A Enquête du Gardien 2018 dans les expériences de femmes «luttant contre la dépendance» dans une prison du comté du Tennessee, des détenues ont été prises dans un cercle vicieux; finissent par entrer et sortir de prison en raison d'infractions mineures liées à la drogue, incapables de traiter leur dépendance à la drogue en raison d'un manque de ressources ou de soutien de l'État. Pendant leur incarcération, elles sont confinées dans leur cellule avec d'autres femmes souffrant de symptômes de sevrage, et sans accompagnement.

Michelle Leopard, 38 ans, qui consommait de la drogue avant d'être incarcérée à la prison du comté de Campbell dans le Tennessee, décrié cela manque de soutien : « Ici, il n'y a aucune sorte de ressources permettant aux femmes d'obtenir l'aide dont elles ont besoin », a-t-elle déclaré. « [J'ai] toujours peur de retourner en prison. »

Il est essentiel que les femmes de ce groupe d'âge particulier soient entendues et que leurs préoccupations soient prises au sérieux ; sinon, le nombre de décès ne fera qu'augmenter.

Un accès accru à des soins de santé mentale financés par l'État ou abordables est impératif, mais lorsque de telles approches échouent, il est tout aussi vital que l'État évite de se concentrer sur l'abstinence ou l'incarcération pour «traiter» les personnes toxicomanes. La criminalisation de la possession de drogue dissuade les personnes de demander de l'aide pour leur consommation de drogue, et peut particulièrement décourager les femmes - qui peuvent être les seules à s'occuper des enfants et craignent donc que leurs enfants soient emmenés par les autorités.

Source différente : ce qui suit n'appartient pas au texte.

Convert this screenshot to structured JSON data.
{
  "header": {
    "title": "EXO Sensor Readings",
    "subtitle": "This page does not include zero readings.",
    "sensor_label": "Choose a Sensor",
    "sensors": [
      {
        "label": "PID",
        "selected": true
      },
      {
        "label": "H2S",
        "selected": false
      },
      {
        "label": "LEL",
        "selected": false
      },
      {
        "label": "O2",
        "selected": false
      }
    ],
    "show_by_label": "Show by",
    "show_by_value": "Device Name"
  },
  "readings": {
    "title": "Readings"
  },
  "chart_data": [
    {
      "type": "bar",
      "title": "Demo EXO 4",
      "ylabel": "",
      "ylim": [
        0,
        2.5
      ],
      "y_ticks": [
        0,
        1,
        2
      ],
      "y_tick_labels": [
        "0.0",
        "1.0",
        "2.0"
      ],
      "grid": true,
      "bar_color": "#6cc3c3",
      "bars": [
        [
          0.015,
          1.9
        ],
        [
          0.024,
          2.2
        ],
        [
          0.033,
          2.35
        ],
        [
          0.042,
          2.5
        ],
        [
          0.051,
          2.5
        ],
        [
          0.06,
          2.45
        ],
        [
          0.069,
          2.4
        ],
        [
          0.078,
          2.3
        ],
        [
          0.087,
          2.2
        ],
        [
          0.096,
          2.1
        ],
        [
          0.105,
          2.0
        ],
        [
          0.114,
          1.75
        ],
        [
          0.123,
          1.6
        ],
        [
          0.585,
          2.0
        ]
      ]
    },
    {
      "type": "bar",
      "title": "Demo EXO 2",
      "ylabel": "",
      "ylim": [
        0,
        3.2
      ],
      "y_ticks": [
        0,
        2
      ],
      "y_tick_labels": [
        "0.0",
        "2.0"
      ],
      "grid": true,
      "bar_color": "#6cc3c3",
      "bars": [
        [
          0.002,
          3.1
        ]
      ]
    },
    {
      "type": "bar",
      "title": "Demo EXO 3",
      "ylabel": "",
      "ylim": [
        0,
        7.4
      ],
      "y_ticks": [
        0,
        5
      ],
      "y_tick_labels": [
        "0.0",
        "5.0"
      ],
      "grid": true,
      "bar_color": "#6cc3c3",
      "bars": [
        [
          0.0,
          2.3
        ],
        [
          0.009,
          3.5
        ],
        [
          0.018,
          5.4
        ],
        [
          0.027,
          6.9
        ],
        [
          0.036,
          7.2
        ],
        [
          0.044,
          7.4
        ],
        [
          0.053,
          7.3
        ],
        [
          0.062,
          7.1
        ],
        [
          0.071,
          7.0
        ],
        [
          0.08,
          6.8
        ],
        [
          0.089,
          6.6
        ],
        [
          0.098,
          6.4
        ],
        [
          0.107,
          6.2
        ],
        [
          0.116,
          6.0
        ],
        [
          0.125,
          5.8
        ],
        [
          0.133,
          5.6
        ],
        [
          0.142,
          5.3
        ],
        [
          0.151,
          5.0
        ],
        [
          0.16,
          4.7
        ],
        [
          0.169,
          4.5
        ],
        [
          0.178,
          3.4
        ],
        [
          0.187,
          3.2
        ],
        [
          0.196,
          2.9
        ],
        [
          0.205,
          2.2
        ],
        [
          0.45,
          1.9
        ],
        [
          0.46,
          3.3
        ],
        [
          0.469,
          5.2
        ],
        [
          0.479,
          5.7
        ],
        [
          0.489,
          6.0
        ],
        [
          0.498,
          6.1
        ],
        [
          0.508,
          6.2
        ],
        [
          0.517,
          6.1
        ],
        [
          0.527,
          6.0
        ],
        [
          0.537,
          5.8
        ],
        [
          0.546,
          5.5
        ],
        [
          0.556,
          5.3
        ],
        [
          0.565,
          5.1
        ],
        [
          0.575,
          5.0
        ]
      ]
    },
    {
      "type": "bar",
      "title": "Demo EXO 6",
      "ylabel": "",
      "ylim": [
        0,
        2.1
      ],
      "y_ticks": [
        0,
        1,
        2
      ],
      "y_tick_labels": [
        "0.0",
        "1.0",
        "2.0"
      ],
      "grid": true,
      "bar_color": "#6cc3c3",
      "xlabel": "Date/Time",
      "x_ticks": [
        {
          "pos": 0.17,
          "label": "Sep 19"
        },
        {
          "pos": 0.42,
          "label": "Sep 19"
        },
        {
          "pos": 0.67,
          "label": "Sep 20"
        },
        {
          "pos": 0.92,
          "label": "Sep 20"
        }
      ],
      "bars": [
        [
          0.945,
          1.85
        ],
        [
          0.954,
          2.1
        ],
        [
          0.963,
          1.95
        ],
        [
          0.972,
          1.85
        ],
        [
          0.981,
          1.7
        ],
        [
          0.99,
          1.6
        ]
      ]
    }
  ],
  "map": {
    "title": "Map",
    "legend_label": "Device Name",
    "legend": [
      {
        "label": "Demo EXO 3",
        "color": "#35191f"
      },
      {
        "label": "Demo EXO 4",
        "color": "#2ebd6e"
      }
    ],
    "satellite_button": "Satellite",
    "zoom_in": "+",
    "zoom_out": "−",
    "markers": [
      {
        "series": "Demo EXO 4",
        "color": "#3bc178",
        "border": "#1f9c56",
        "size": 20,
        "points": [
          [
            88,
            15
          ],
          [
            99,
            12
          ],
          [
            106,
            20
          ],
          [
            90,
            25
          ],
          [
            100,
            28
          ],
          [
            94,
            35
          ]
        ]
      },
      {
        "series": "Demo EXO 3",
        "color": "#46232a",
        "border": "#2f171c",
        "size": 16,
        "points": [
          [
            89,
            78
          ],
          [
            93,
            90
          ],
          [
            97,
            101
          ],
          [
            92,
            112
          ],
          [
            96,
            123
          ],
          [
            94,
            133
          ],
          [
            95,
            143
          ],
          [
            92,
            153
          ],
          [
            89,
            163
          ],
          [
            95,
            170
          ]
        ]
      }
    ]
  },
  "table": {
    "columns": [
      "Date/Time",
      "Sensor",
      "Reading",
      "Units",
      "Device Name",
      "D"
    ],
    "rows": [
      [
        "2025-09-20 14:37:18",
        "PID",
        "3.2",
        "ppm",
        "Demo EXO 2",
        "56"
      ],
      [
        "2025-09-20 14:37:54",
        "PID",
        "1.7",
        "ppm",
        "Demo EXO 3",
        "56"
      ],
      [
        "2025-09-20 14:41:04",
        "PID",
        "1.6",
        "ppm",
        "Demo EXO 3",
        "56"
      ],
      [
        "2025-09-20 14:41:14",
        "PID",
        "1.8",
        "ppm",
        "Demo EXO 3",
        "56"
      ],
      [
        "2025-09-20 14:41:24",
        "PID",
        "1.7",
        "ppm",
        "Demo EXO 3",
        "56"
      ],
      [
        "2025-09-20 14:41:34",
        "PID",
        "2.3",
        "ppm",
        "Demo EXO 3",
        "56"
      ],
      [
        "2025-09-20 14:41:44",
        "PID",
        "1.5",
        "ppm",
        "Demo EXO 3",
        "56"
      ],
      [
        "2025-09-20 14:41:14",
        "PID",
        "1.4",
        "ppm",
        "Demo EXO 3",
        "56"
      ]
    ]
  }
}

Les États-Unis devraient impliquer les femmes qui consomment des drogues en tant que parties prenantes dans la conversation sur le traitement et déterminer des approches sexospécifiques qui peuvent réduire les méfaits de la crise des surdoses sur ce groupe démographique. De toute urgence, les femmes qui consomment de la drogue aux États-Unis doivent se sentir à l'aise pour avoir des conversations ouvertes et honnêtes sur leur consommation de drogue, sans honte ni jugement.